Ode à esperança da gente! 

Na rua, o barulho estridente das ambulâncias contrasta com o silêncio do desespero da minha tevê ligada no jornal da meia noite. Um homem morreu. Um carro bateu. Alguém me leu!  

De olhos fechados e garganta ressecada pelo medo, ainda posso ver as luzes das sirenes. Há jornais velhos do início da década enfeitando minha prateleira de memórias. Camila, minha amiga, esteve hospitalizada por um tempo. Um tempo. Um tempo que não se acaba. Porque Camila não pode se despedir. Camila se foi, como a ambulância que desesperadamente cruzou a rua. Camila se foi, junto a toda aquela esperança: é a década do amor! 

Permanece ecoando na rua esse barulho-cor de desespero. Maldita ambulância, me fez lembrar da vida. Seu grito é uma denúncia: há muita plasticidade no olhar.  

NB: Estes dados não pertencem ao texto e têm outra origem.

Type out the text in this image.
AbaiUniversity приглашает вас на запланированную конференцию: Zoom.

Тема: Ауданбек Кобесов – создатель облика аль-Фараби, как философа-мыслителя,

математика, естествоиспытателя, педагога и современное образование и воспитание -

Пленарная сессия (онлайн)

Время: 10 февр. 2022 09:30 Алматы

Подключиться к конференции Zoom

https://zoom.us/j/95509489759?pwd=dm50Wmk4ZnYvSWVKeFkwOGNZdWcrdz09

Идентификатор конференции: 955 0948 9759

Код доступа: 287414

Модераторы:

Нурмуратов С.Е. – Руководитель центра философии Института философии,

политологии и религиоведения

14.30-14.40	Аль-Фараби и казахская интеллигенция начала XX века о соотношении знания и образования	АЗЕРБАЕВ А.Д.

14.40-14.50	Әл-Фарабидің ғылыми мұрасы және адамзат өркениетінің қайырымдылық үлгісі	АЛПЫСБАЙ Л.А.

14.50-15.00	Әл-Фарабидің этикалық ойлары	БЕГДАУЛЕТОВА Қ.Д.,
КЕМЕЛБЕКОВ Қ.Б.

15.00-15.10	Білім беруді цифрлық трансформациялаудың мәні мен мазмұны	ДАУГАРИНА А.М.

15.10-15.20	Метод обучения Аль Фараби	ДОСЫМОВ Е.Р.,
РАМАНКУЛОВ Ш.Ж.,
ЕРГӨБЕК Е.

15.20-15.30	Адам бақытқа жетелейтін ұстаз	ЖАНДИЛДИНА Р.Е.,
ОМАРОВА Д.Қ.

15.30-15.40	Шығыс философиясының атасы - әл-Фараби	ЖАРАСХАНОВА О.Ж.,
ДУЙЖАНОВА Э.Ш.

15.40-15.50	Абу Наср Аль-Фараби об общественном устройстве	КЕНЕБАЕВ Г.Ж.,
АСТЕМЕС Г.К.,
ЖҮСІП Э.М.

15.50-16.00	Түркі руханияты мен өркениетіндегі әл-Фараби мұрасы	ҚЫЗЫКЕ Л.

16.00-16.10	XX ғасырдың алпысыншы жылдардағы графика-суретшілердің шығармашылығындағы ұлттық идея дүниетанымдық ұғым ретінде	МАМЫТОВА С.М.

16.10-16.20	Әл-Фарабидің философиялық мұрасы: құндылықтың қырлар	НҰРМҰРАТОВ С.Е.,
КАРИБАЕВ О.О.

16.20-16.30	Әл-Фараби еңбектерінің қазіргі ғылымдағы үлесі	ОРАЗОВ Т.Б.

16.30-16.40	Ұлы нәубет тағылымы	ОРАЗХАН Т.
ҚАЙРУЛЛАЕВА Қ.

Olho que sente coração que vê. As luzes vermelhas colorem a rua, contrastam os pingos de chuva que caem. Que paradoxo: lá dentro, uma vida luta pra ser. Aqui fora, todas essas vidas prosseguem sem nisso pensar.  Matéria para o jornal.  

Vejo da minha janela toda a falta do que falar. 

A ambulância acusa-nos com sua ensurdecedora buzina de mascarados. Como me defender?  A verdade é sempre incomunicável.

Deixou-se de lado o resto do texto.